Time to pardon Lee and corporate leaders
President Yoon Suk-yeol hinted at the possibility of granting a special pardon for former president Lee Myung-bak. Asked about the issue by reporters on his way to work on Thursday, Yoon said it is simply not right to put the former president behind bars for more than 20 years given the past precedents. As a presidential candidate, Yoon mentioned the need for the special pardon several times. After former president Moon Jae-in exonerated Park Geun-hye ahead of Christmas last year, Yoon pointed to the need to "consider pardoning Lee from the perspective of national unity."
As Lee requested a suspension of his prison term for health reasons, it seems appropriate for President Yoon to pardon Lee in the near future. Lee was imprisoned again for embezzlement and bribery in October 2020 after a short release for hospitalization earlier. He served for about two and half years after he was sentenced to 17 years in jail. Meanwhile, Park was put behind bars for four years and nine months.

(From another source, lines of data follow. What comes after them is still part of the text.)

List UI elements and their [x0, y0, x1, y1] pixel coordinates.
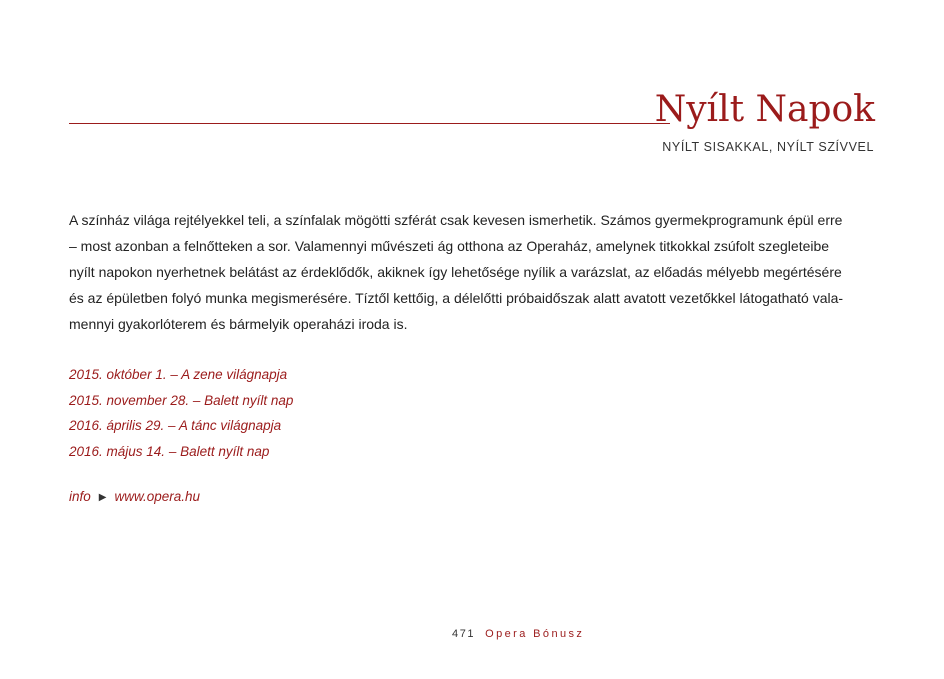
event-date-item: 2016. április 29. – A tánc világnapja	[69, 418, 282, 433]
header-rule	[69, 123, 670, 124]
website-link[interactable]: www.opera.hu	[114, 489, 201, 504]
paragraph-line: és az épületben folyó munka megismerésére. Tíztől kettőig, a délelőtti próbaidőszak alatt avatott vezetőkkel látogatható vala-	[69, 290, 844, 306]
page-number: 471	[452, 628, 476, 640]
paragraph-line: mennyi gyakorlóterem és bármelyik operaházi iroda is.	[69, 316, 408, 332]
event-date-item: 2016. május 14. – Balett nyílt nap	[69, 443, 270, 459]
event-date-item: 2015. október 1. – A zene világnapja	[69, 367, 288, 382]
page-footer	[452, 628, 584, 640]
intro-paragraph	[69, 207, 875, 337]
info-label: info	[69, 489, 91, 504]
event-date-item: 2015. november 28. – Balett nyílt nap	[69, 392, 294, 408]
page-subtitle: NYÍLT SISAKKAL, NYÍLT SZÍVVEL	[662, 140, 874, 154]
info-line	[69, 486, 200, 510]
paragraph-line: – most azonban a felnőtteken a sor. Valamennyi művészeti ág otthona az Operaház, amelynek titkokkal zsúfolt szegleteibe	[69, 238, 830, 254]
publication-name: Opera Bónusz	[485, 628, 585, 640]
paragraph-line: A színház világa rejtélyekkel teli, a színfalak mögötti szférát csak kevesen ismerhetik. Számos gyermekprogramunk épül erre	[69, 212, 843, 228]
paragraph-line: nyílt napokon nyerhetnek belátást az érdeklődők, akiknek így lehetősége nyílik a varázslat, az előadás mélyebb megértésére	[69, 264, 842, 280]
play-arrow-icon: ▶	[98, 492, 107, 503]
page-title: Nyílt Napok	[654, 89, 875, 130]
event-dates-list	[69, 362, 293, 464]
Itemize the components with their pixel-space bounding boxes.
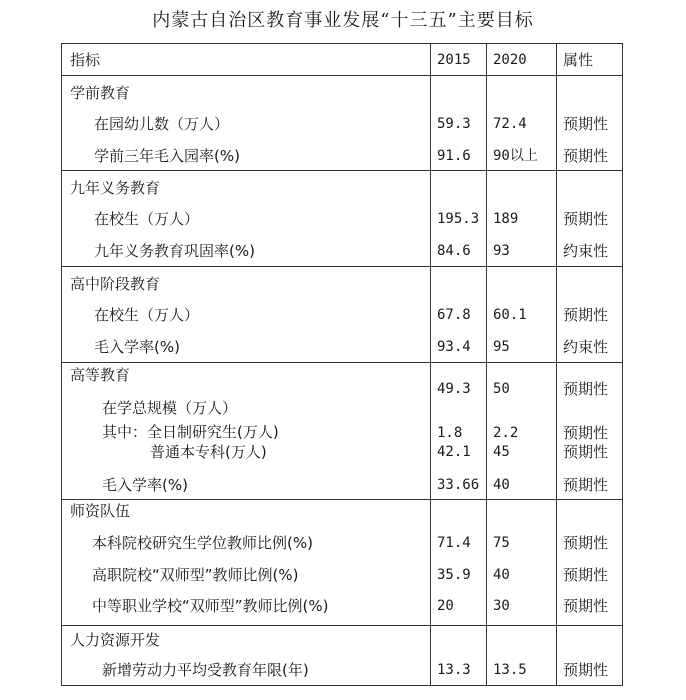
value-2020: 95 (493, 339, 510, 355)
row-label: 在园幼儿数（万人） (94, 115, 230, 133)
row-label: 在校生（万人） (94, 210, 200, 228)
value-2015: 67.8 (437, 307, 471, 323)
value-2020: 13.5 (493, 662, 527, 678)
value-2015: 33.66 (437, 477, 480, 493)
row-label: 高职院校“双师型”教师比例(%) (92, 566, 299, 584)
attribute: 预期性 (563, 424, 609, 442)
header-year-2020: 2020 (493, 52, 527, 68)
header-year-2015: 2015 (437, 52, 471, 68)
value-2015: 1.8 (437, 425, 463, 441)
value-2020: 45 (493, 444, 510, 460)
attribute: 预期性 (563, 306, 609, 324)
section-title: 人力资源开发 (70, 631, 161, 649)
row-divider (62, 362, 622, 363)
value-2020: 60.1 (493, 307, 527, 323)
attribute: 约束性 (563, 242, 609, 260)
value-2015: 195.3 (437, 211, 480, 227)
value-2015: 84.6 (437, 243, 471, 259)
value-2015: 35.9 (437, 567, 471, 583)
attribute: 预期性 (563, 380, 609, 398)
value-2015: 13.3 (437, 662, 471, 678)
section-title: 学前教育 (70, 84, 131, 102)
value-2020: 2.2 (493, 425, 519, 441)
row-label: 九年义务教育巩固率(%) (94, 242, 255, 260)
value-2020: 189 (493, 211, 519, 227)
attribute: 预期性 (563, 534, 609, 552)
attribute: 预期性 (563, 147, 609, 165)
section-title: 高等教育 (70, 366, 131, 384)
value-2020: 40 (493, 477, 510, 493)
row-label: 本科院校研究生学位教师比例(%) (92, 534, 313, 552)
row-divider (62, 75, 622, 76)
value-2015: 91.6 (437, 148, 471, 164)
value-2020: 72.4 (493, 116, 527, 132)
attribute: 预期性 (563, 210, 609, 228)
value-2015: 71.4 (437, 535, 471, 551)
column-divider (430, 44, 431, 685)
value-2020: 40 (493, 567, 510, 583)
value-2020: 30 (493, 598, 510, 614)
page-title: 内蒙古自治区教育事业发展“十三五”主要目标 (152, 10, 534, 31)
header-attribute: 属性 (563, 51, 594, 69)
row-label: 毛入学率(%) (94, 338, 180, 356)
attribute: 预期性 (563, 115, 609, 133)
value-2015: 42.1 (437, 444, 471, 460)
row-label: 毛入学率(%) (102, 476, 188, 494)
row-label: 其中：全日制研究生(万人) (102, 423, 279, 441)
value-2015: 20 (437, 598, 454, 614)
column-divider (486, 44, 487, 685)
row-label: 学前三年毛入园率(%) (94, 147, 240, 165)
column-divider (556, 44, 557, 685)
value-2020: 75 (493, 535, 510, 551)
row-label: 新增劳动力平均受教育年限(年) (102, 661, 309, 679)
header-indicator: 指标 (70, 51, 101, 69)
row-label: 中等职业学校“双师型”教师比例(%) (92, 597, 329, 615)
row-label: 在学总规模（万人） (102, 399, 238, 417)
value-2020: 93 (493, 243, 510, 259)
row-divider (62, 266, 622, 267)
attribute: 预期性 (563, 476, 609, 494)
attribute: 预期性 (563, 597, 609, 615)
attribute: 约束性 (563, 338, 609, 356)
attribute: 预期性 (563, 661, 609, 679)
row-label: 普通本专科(万人) (150, 443, 267, 461)
value-2015: 49.3 (437, 381, 471, 397)
attribute: 预期性 (563, 443, 609, 461)
row-divider (62, 499, 622, 500)
row-divider (62, 170, 622, 171)
row-label: 在校生（万人） (94, 306, 200, 324)
value-2020: 90以上 (493, 148, 538, 164)
goals-table (61, 43, 623, 686)
value-2020: 50 (493, 381, 510, 397)
section-title: 九年义务教育 (70, 179, 161, 197)
attribute: 预期性 (563, 566, 609, 584)
row-divider (62, 625, 622, 626)
section-title: 师资队伍 (70, 502, 131, 520)
section-title: 高中阶段教育 (70, 275, 161, 293)
value-2015: 93.4 (437, 339, 471, 355)
value-2015: 59.3 (437, 116, 471, 132)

Though Lee's service term is shorter than Park's, Lee, at age 81, has been suffering a chronic illness. The imprisonment of the two former heads of state is a national tragedy.
Presidential pardon is necessary for national integration. In the face of negative public opinion toward special pardons, religious leaders pleaded with former president Moon to pardon Lee and former South Gyeongsang Gov. Kim Kyung-soo, a loyalist of Moon, citing the need for national harmony. Moon refused.
President Yoon must positively consider granting pardons to corporate leaders, including Samsung Electronics Vice Chairman Lee Jae-yong. Past governments also did the same to help energize the economy. Five major business lobby groups, including the Korea Chamber of Commerce and Industry, already petitioned Moon for special pardons of about 150 business leaders, including Lee and Lotte Group Chairman Shin Dong-bin. Lee was released from prison on parole, but still faces many restrictions on commanding his company.
The Korean economy faces a crisis after the pandemic and Russian invasion of Ukraine. Prices of international commodities soared after the breakdown of global supply chains while the danger of stagflation sounds alarms for the economy as in the aftermath of the oil shocks in the 1970s. Constraining their business activities under such circumstances translates into a huge loss for the country.
In a Cabinet meeting on Tuesday, President Yoon underscored the importance of semiconductors. They are "our assets for national security and the linchpin of our industry." He must create a business environment for our conglomerates to rearm themselves with the spirit of challenge to win global competitions.